Ratifican presencialidad en Cámara de Representantes

Si bien había dudas frente a la determinación de que todos los representantes retornaran a las sesiones presenciales, se establecieron una serie de condiciones y protocolos para que, en efecto, el 100 % de ellos concurran al Capitolio.

Pese a las dudas alrededor de la presencialidad plena en la Cámara de Representantes –luego de que la semana pasada se aprobó una proposición para que se retornara a sesionar hasta el 100% en el Capitolio Nacional–, este martes se ratificó, al término de una reunión de bancadas con la mesa directiva, el regreso total de los congresistas a la Cámara. Eso sí, con condiciones.

La incertidumbre se avivó tras el cierre del aeropuerto El Dorado de Bogotá por varias horas este lunes, lo que implicó que varios congresistas no pudieran llegar desde sus regiones y se tuvieron que conectar de forma virtual.
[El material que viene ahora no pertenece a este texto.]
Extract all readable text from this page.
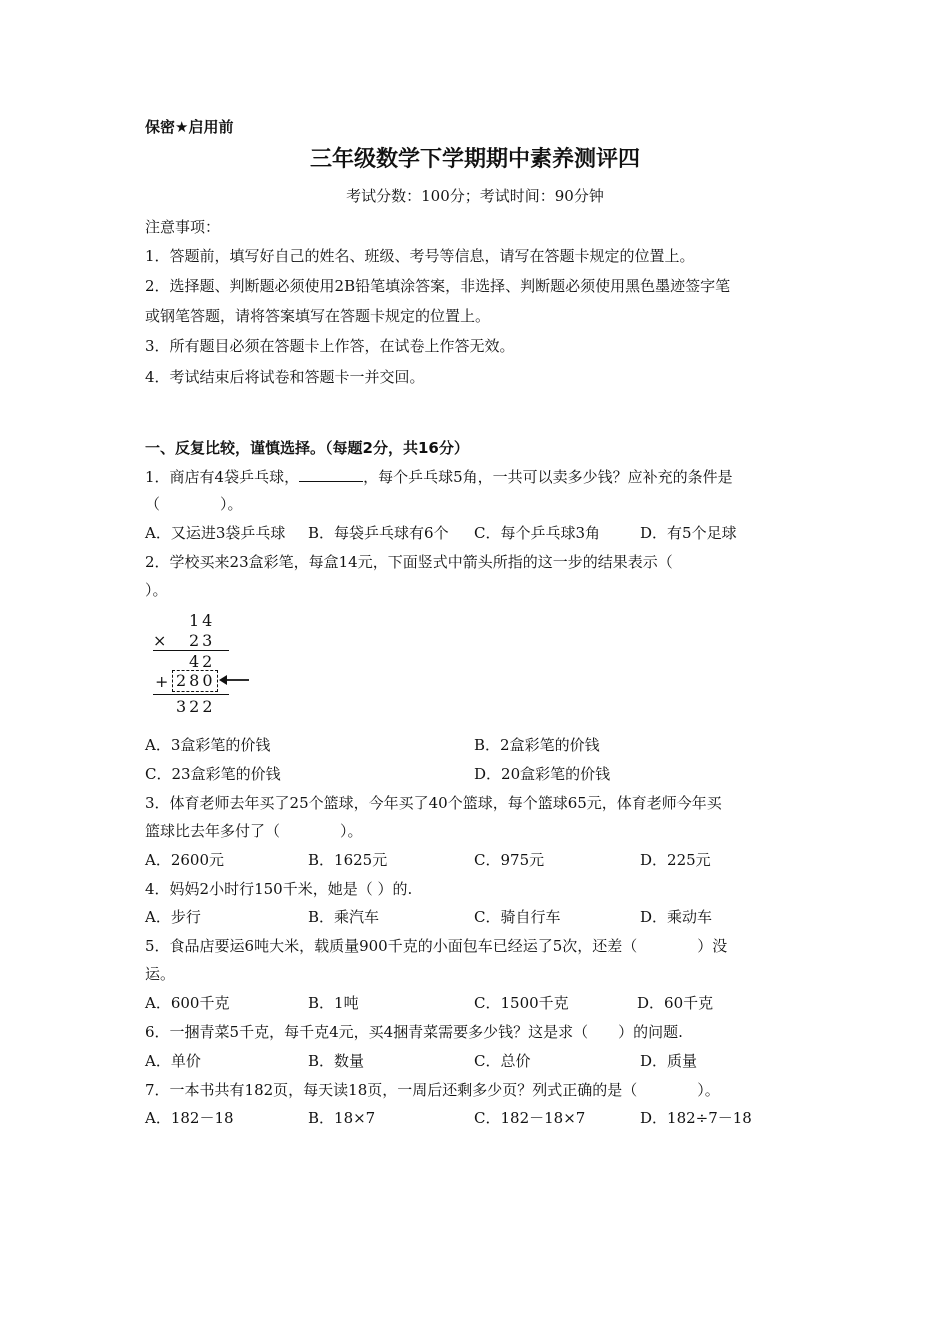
保密★启用前
三年级数学下学期期中素养测评四
考试分数：100分；考试时间：90分钟
注意事项：
1．答题前，填写好自己的姓名、班级、考号等信息，请写在答题卡规定的位置上。
2．选择题、判断题必须使用2B铅笔填涂答案，非选择、判断题必须使用黑色墨迹签字笔
或钢笔答题，请将答案填写在答题卡规定的位置上。
3．所有题目必须在答题卡上作答，在试卷上作答无效。
4．考试结束后将试卷和答题卡一并交回。
一、反复比较，谨慎选择。（每题2分，共16分）
1．商店有4袋乒乓球，	，每个乒乓球5角，一共可以卖多少钱？应补充的条件是
（　　　　）。
A．又运进3袋乒乓球 B．每袋乒乓球有6个 C．每个乒乓球3角	D．有5个足球
2．学校买来23盒彩笔，每盒14元，下面竖式中箭头所指的这一步的结果表示（
）。
14
× 23
42
+ 280
322
A．3盒彩笔的价钱	B．2盒彩笔的价钱
C．23盒彩笔的价钱	D．20盒彩笔的价钱
3．体育老师去年买了25个篮球，今年买了40个篮球，每个篮球65元，体育老师今年买
篮球比去年多付了（　　　　）。
A．2600元	B．1625元	C．975元	D．225元
4．妈妈2小时行150千米，她是（ ）的.
A．步行	B．乘汽车	C．骑自行车	D．乘动车
5．食品店要运6吨大米，载质量900千克的小面包车已经运了5次，还差（　　　　）没
运。
A．600千克	B．1吨	C．1500千克	D．60千克
6．一捆青菜5千克，每千克4元，买4捆青菜需要多少钱？这是求（　　）的问题.
A．单价	B．数量	C．总价	D．质量
7．一本书共有182页，每天读18页，一周后还剩多少页？列式正确的是（　　　　）。
A．182－18	B．18×7	C．182－18×7	D．182÷7－18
A ello se suma que, por cuenta de las 16 nuevas curules para las víctimas, el Salón Boyacá (donde sesionan los representantes) debe ser adecuado y remodelado, lo que dificultaría también la presencialidad.

Ante las dificultades y las dudas, la presidenta de la corporación, Jennifer Arias (Centro Democrático), convocó hoy a una reunión con otras colectividades para definir los parámetros y reglamentar el funcionamiento de la Cámara conforme a las normas sanitarias, los protocolos de bioseguridad y las recomendaciones formuladas por la ARL (Administradora de Riesgos Laborales). Todo lo anterior, bajo el mandato de la presencialidad plena.

En ese sentido, se determinó que, si bien habrá restricciones en el aforo dentro del Salón Boyacá, los representantes deberán asistir obligatoriamente al Congreso, registrarse antes de cada sesión y, dado el caso, sesionar desde sus oficinas. En ese caso, deberán registrarse también en la plataforma y, a la hora de una votación, deberán encender sus cámaras.

Adicionalmente, queda prohibido sesionar desde sitios inapropiados, como viviendas, carros o aviones, como usualmente venían haciendo varios congresistas.

Por otro lado, en caso de ponentes de proyectos, citantes a debates de control político o funcionarios citados, estos deberán comparecer presencialmente al Salón Boyacá.

“Se mantiene la decisión de la presencialidad en la Cámara. Tenemos una situación que todos los partidos aceptamos, que es la necesidad de renovar el elíptico por las 16 curules de paz que van a llegar. Por ello, mantenemos la presencialidad, aceptando las restricciones de aforo”, sostuvo el representante de oposición, Inti Asprilla (Alianza Verde).

Se determinó también que cada partido decidirá qué personas de su bancada asisten a las plenarias y quiénes no. “Hay un consenso entre todos los partidos y es que es muy importante la presencialidad. Sin embargo, por motivos de aforo, se deben tener algunas reglas para que no todos los espacios estén copados, sino que se cumplan los protocolos de bioseguridad, entendiendo que la pandemia no ha terminado y hay unas restricciones y recomendaciones de la ARL”, sostuvo la representa Irma Herrera (Partido Conservador).

A su turno, el representante José Eliecer Salazar, de la U y que también estuvo en la reunión, destacó que “lo natural” es que los congresistas sesionen de forma presencial. “Estábamos asistiendo en plenarias mixtas por la misma circunstancias de la pandemia, pero ya se levantó la restricción por parte de la Secretaría de Salud de Bogotá para reunirnos presencialmente. Vamos a hacerlo, pero respetando unos aforos”, dijo.